Fuel Prices in Moldova: What Drivers Pay at the Pump
Filling up in Moldova currently costs about $1.587 per liter for gasoline, which works out to roughly 28.05 MDL per liter in local money and around $6.01 per US gallon. Diesel is a touch cheaper at $1.445 per liter. Those figures sit just above the global benchmark of $1.484 per liter, placing Moldova at number 101 out of 170 countries surveyed — squarely in the more expensive half of the world, but far from the most punishing.

Why Moldova's Pump Prices Land Where They Do
Moldova produces no crude oil of its own. Every liter of gasoline and diesel sold here is imported as refined product, mostly arriving overland through Romania and the wider European supply chain. That import dependence is the single biggest reason local prices track international markets so closely: when Brent rises or the leu weakens against the dollar, Moldovan drivers feel it almost immediately.
The price you see on the forecourt is also heavily shaped by the state. Moldova applies excise duties on motor fuels plus a 20% VAT, and together these taxes make up a substantial slice of the retail total. Crucially, Moldova does not subsidize fuel for consumers — there is no national scheme to hold pump prices artificially low, unlike the oil-rich states that dominate the cheapest end of the global table. Instead, the country runs a regulated pricing model: the energy regulator ANRE publishes maximum allowable prices that are recalculated regularly from Platts quotations, the MDL/USD exchange rate, and a capped trader margin. This caps profiteering but means prices move in step with global crude and currency swings rather than insulating motorists from them.
The Currency Factor
Because fuel is bought in dollars and euros but sold in lei, the strength of the Moldovan leu matters enormously. A weaker leu pushes the local-currency price up even when the underlying barrel is flat. This currency exposure is a structural feature of any small, import-reliant economy, and it explains why Moldova's prices can diverge from those of neighbors at any given moment.
A Decade of Volatility
Looking back over the historical record from July 2016 to June 2026 tells a clear story. The average price across that ten-year window was $1.192 per liter. The cheapest fuel ever recorded came on 15 August 2016 at just $0.858 per liter, during a global oil glut. The peak landed on 13 June 2022 at $1.915 per liter, in the energy shock that followed the war in neighboring Ukraine and the resulting scramble for European supply.

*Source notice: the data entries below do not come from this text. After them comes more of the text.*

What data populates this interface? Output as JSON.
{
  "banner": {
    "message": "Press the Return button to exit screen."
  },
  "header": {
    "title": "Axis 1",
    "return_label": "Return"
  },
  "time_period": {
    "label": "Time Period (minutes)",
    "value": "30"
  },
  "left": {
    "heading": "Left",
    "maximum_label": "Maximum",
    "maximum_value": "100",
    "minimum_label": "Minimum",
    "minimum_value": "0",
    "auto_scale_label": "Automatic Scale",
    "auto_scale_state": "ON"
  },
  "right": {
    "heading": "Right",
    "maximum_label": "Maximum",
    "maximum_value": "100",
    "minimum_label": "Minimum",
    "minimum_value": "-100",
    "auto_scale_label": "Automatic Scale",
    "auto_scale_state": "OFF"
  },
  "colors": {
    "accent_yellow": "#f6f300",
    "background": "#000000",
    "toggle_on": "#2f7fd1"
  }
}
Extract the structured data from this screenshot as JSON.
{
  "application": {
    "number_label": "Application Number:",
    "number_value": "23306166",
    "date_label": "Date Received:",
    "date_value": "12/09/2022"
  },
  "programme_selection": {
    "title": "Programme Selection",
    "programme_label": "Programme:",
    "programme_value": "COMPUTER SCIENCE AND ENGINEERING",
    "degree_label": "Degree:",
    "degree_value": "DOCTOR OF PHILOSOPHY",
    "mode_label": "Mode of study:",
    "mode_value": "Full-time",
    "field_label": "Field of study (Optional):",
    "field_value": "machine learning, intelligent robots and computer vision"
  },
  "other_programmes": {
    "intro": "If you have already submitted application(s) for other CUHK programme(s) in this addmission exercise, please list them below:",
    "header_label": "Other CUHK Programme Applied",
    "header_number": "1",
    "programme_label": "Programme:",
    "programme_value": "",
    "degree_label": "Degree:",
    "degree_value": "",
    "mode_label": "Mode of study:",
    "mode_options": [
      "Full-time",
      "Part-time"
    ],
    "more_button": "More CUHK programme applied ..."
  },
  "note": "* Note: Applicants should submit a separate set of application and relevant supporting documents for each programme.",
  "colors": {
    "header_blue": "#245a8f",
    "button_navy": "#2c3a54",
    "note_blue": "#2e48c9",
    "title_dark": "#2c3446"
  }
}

Today's $1.587 sits well above the long-run average but comfortably below that 2022 spike. The trend implied here is one of elevated-but-stabilizing prices: the worst of the post-2022 surge has eased, yet structurally higher costs — driven by taxes, import logistics, and currency risk — keep Moldova above where it was through most of the 2010s.
How Moldova Compares
Sitting in the middle of the pack globally, Moldova is pricier than many developing economies but cheaper than most of Western Europe. For context, you can compare its position against heavily taxed EU member Poland, or against lower-cost markets in Africa such as Senegal, Swaziland, and Lesotho. For the full global picture, browse our complete table of world fuel prices.

FAQ
Why is fuel in Moldova more expensive than the world average?
Moldova imports all of its refined fuel and adds excise duty plus 20% VAT on top, with no consumer subsidies to soften the price. That combination pushes its $1.587-per-liter pump price slightly above the $1.484 global average.
How much does a gallon of gas cost in Moldova?
About $6.01 per US gallon. Since Moldova sells fuel by the liter at roughly 28.05 MDL ($1.587), the per-gallon figure is mainly useful for visitors comparing prices against US-style measurements.
Are Moldovan fuel prices regulated?
Yes. The regulator ANRE sets maximum allowable retail prices that are recalculated regularly from international Platts quotations, the MDL/USD exchange rate, and a capped trader margin, so prices follow global markets rather than being fixed.